The Prayer of a Drowning Man

I woke up this morning in Detroit.  A city known for its many overwhelming problems.  Corruption.  Graft.  Crumbling infrastructure. Bankruptcies.  Racial strife.  So much wrong and I found myself immediately praying for this city.  But even as I began to pray, I just had this sense of helplessness.  Hopelessness. So much is wrong.  How in the world can it ever be set right?

Detroit's not the only city with problems.  I got my USA Today under my hotel room door and the front page continues to detail the unfolding horror of what happened in Orlando.  It recounts the political gridlock of our national leaders as they seek to craft a response.  So much tragedy.  So much grief.  So much pain.  So many victims.  So many lives changed forever.  So much fear.  I felt overwhelmed again by the flood of needs that are out there.  It felt like I was drowning.

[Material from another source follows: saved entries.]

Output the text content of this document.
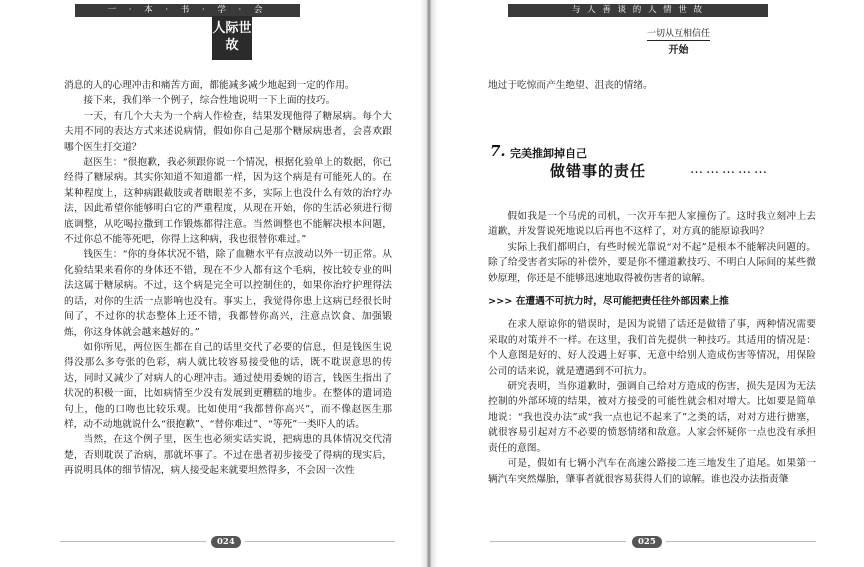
一 · 本 · 书 · 学 · 会
人际世故

消息的人的心理冲击和痛苦方面，都能减多减少地起到一定的作用。

接下来，我们举一个例子，综合性地说明一下上面的技巧。

一天，有几个大夫为一个病人作检查，结果发现他得了糖尿病。每个大夫用不同的表达方式来述说病情，假如你自己是那个糖尿病患者，会喜欢跟哪个医生打交道？

赵医生：“很抱歉，我必须跟你说一个情况，根据化验单上的数据，你已经得了糖尿病。其实你知道不知道都一样，因为这个病是有可能死人的。在某种程度上，这种病跟截肢或者瞎眼差不多，实际上也没什么有效的治疗办法，因此希望你能够明白它的严重程度，从现在开始，你的生活必须进行彻底调整，从吃喝拉撒到工作锻炼都得注意。当然调整也不能解决根本问题，不过你总不能等死吧，你得上这种病，我也很替你难过。”

钱医生：“你的身体状况不错，除了血糖水平有点波动以外一切正常。从化验结果来看你的身体还不错，现在不少人都有这个毛病，按比较专业的叫法这属于糖尿病。不过，这个病是完全可以控制住的，如果你治疗护理得法的话，对你的生活一点影响也没有。事实上，我觉得你患上这病已经很长时间了，不过你的状态整体上还不错，我都替你高兴，注意点饮食、加强锻炼，你这身体就会越来越好的。”

如你所见，两位医生都在自己的话里交代了必要的信息，但是钱医生说得没那么多夸张的色彩，病人就比较容易接受他的话，既不耽误意思的传达，同时又减少了对病人的心理冲击。通过使用委婉的语言，钱医生指出了状况的积极一面，比如病情至少没有发展到更糟糕的地步。在整体的遣词造句上，他的口吻也比较乐观。比如使用“我都替你高兴”，而不像赵医生那样，动不动地就说什么“很抱歉”、“替你难过”、“等死”一类吓人的话。

当然，在这个例子里，医生也必须实话实说，把病患的具体情况交代清楚，否则耽误了治病，那就坏事了。不过在患者初步接受了得病的现实后，再说明具体的细节情况，病人接受起来就要坦然得多，不会因一次性

024
与 人 善 谈 的 人 情 世 故
一切从互相信任
开始

地过于吃惊而产生绝望、沮丧的情绪。

7. 完美推卸掉自己
做错事的责任	……………

假如我是一个马虎的司机，一次开车把人家撞伤了。这时我立刻冲上去道歉，并发誓说死地说以后再也不这样了，对方真的能原谅我吗？

实际上我们都明白，有些时候光靠说“对不起”是根本不能解决问题的。除了给受害者实际的补偿外，要是你不懂道歉技巧、不明白人际间的某些微妙原理，你还是不能够迅速地取得被伤害者的谅解。

>>> 在遭遇不可抗力时，尽可能把责任往外部因素上推

在求人原谅你的错误时，是因为说错了话还是做错了事，两种情况需要采取的对策并不一样。在这里，我们首先提供一种技巧。其适用的情况是：个人意图是好的、好人没遇上好事、无意中给别人造成伤害等情况，用保险公司的话来说，就是遭遇到不可抗力。

研究表明，当你道歉时，强调自己给对方造成的伤害，损失是因为无法控制的外部环境的结果，被对方接受的可能性就会相对增大。比如要是简单地说：“我也没办法”或“我一点也记不起来了”之类的话，对对方进行搪塞，就很容易引起对方不必要的愤怒情绪和敌意。人家会怀疑你一点也没有承担责任的意图。

可是，假如有七辆小汽车在高速公路接二连三地发生了追尾。如果第一辆汽车突然爆胎，肇事者就很容易获得人们的谅解。谁也没办法指责肇

025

Then I opened God's Word to Psalm 29 and I read that the Lord sits enthroned above the flood.  Above the tragedies.  Above the pain and suffering.  Above the political corruption and strife.  Above the fear.  I read that the Lord sits enthroned as king forever and now I have a choice to make.  Will I walk by faith or by sight?  Will I pray by faith or by sight?

This choice is not easy.  For anyone.  I've been walking with Jesus for almost 25 years now as faithfully as I can and yet it still is so hard.  All that is human in me.  All that is earthly in me. All that is rational within me says that tackling these problems is impossible.  Hopelessness and despair take root and their call is hard to resist.  The enemy uses them to quench my prayers before they even begin.  But faith also is calling.  She raises her voice and I have learned to tune into what she is saying.  Eyes wide open to the world's problems and the impossible challenge of it all, I must choose to believe.  To trust that God is indeed sovereign.  That God is indeed at work.  That my King will not let me or us or this world down.  And even though I cannot see the whole picture, I trust He can and He knows what He is doing.

And so to my knees I return.  To pray.  In faith.  In trust.  Lifting all the strife and pain and suffering and evil of this world before Him, knowing He is good and gracious and merciful and just and holy and fiercely loyal in His love for us.  I pray knowing these things about my King and relinquish the desperate needs of our world and my life into His faithful hands.